The FINANCIAL — A new poll by TNS UK reveals that Labour is now the most trusted party in three key policy areas: investing more in healthcare, reducing unemployment and improving education. The Conservatives are the most trusted party on generating economic growth.
The survey of 1193 adults shows that the top three policy priorities for the British public are investing more in healthcare, reducing unemployment and generating economic growth. This does however change for different demographic groups, such as UKIP supporters, who are most concerned about stricter border controls to reduce immigration. UKIP supporters then place investing more in healthcare as their second priority, with renegotiating our position in the EU ranked third.
The poll also asked respondents about the performance of the main party leaders and all three main party leaders have negative scores: David Cameron (-3), Ed Milliband (-31), Nick Clegg (-36%).

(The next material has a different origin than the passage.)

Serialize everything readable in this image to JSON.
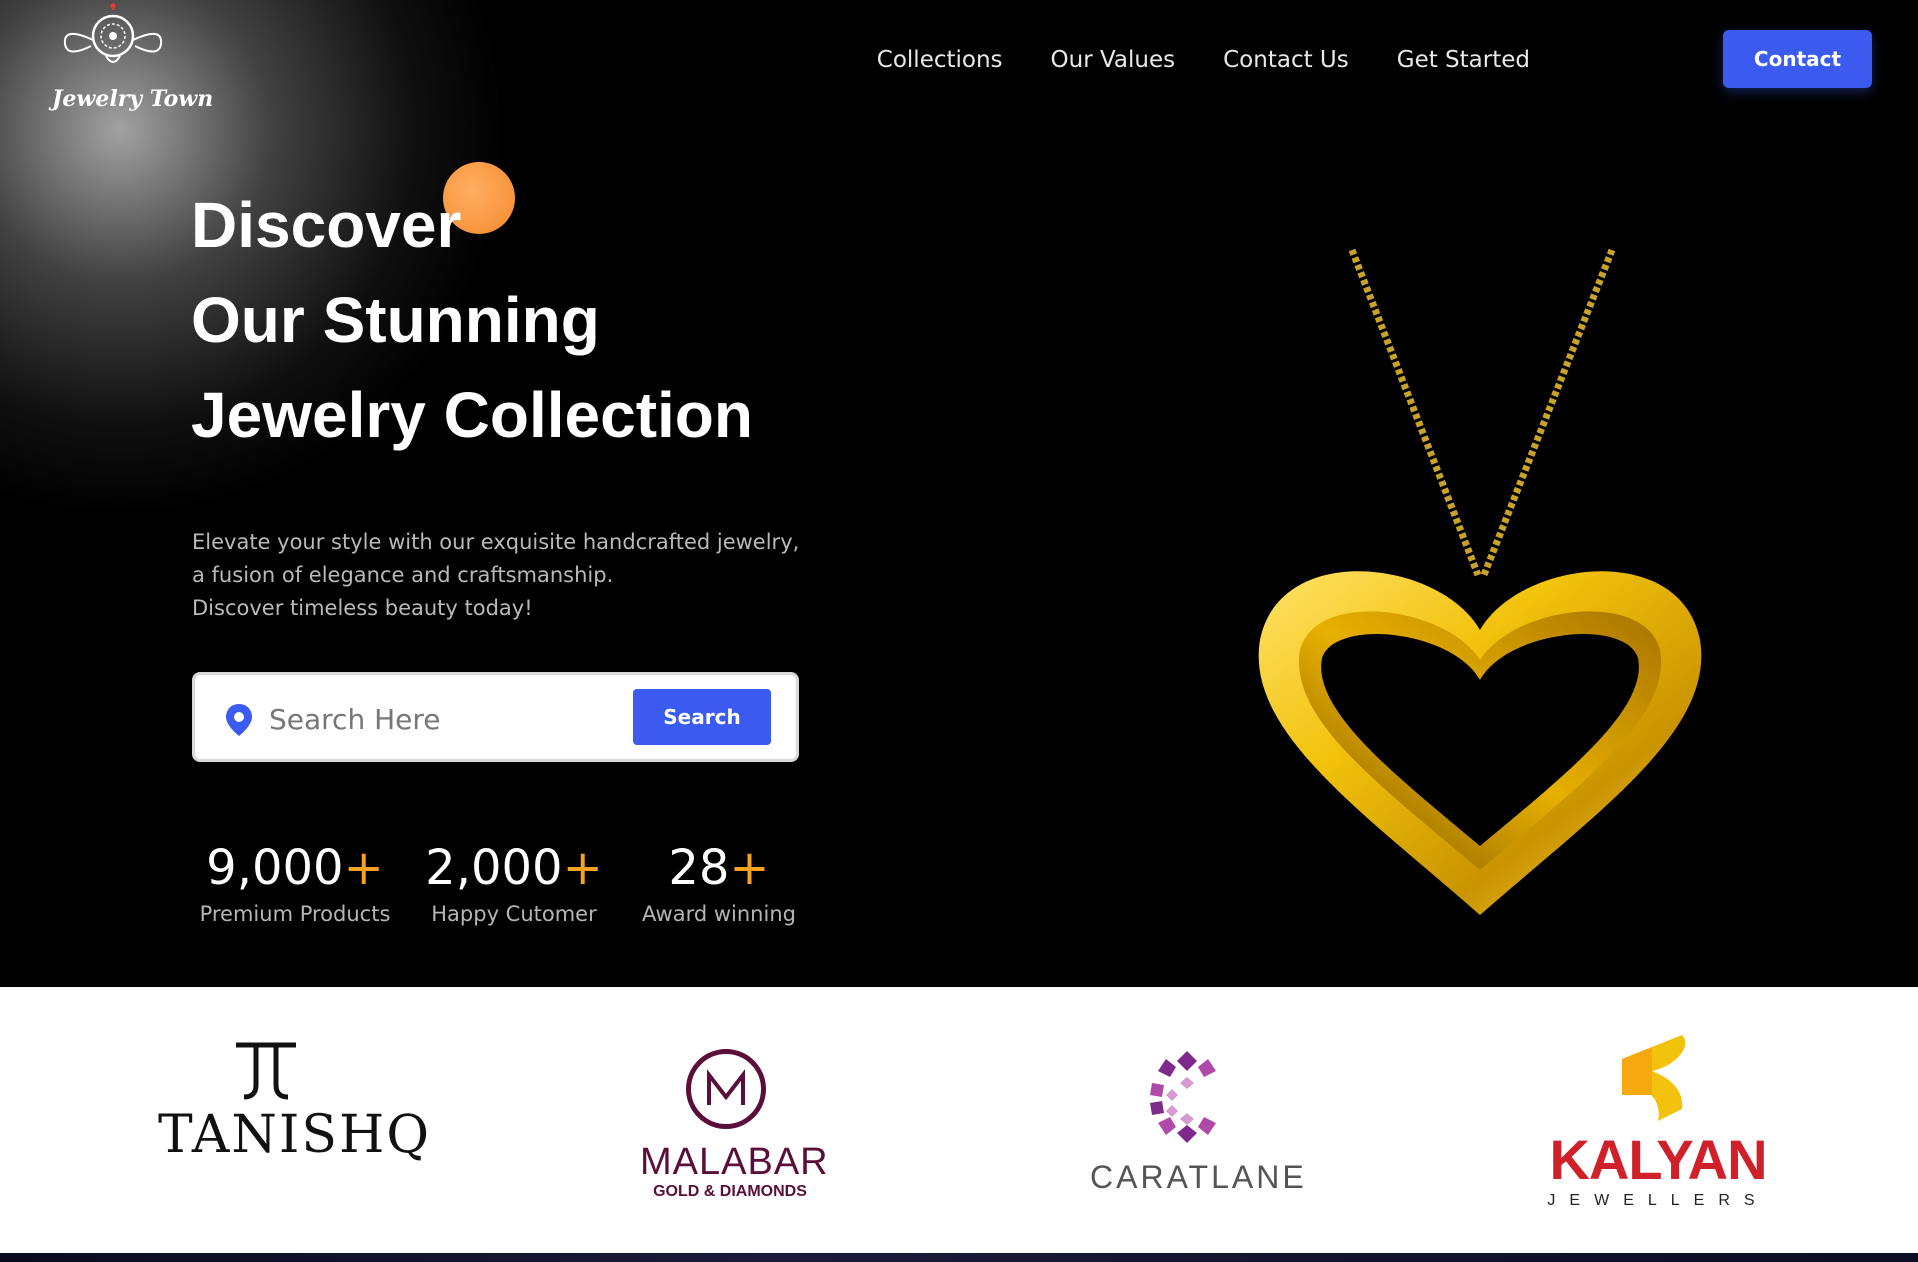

Nigel Farage is the only party leader with a positive approval rating with a net score of 5 – though this has dropped since our previous poll, when he had a net approval rating of 17, according to TNS.
Expectations remain high that no one party will have a majority after the General Election (76%). When specifically asked about potential coalition partners, there has been a notable switch in the findings for Conservative voters, who are now almost twice as likely to prefer the Liberal Democrats (42%) to UKIP (22%). Last month these figures were Liberal Democrat (32%) and UKIP (30%).
Given the challenge of standing candidates in over 600 constituencies, one in five (21%) supporters of smaller parties say they will not vote if there is no candidate from their preferred party standing in their constituency. Amongst supporters of smaller parties (including UKIP, Green and BNP), 18% said they would lend their vote to the Conservatives and 17% said they would vote for Labour if no candidate from their preferred party was standing, according to TNS.
Commenting, Jamie Willard, Director at TNS said “Albeit just one poll, there is evidence that Labour have made some gains in recent weeks. However, arguably the bigger story is the continued resilience of the minority party vote share with fewer than 80 days until polling day. A loss of trust in traditional institutions combined with major social change – including economic growth without wage inflation – is resulting in a Britain in flux.”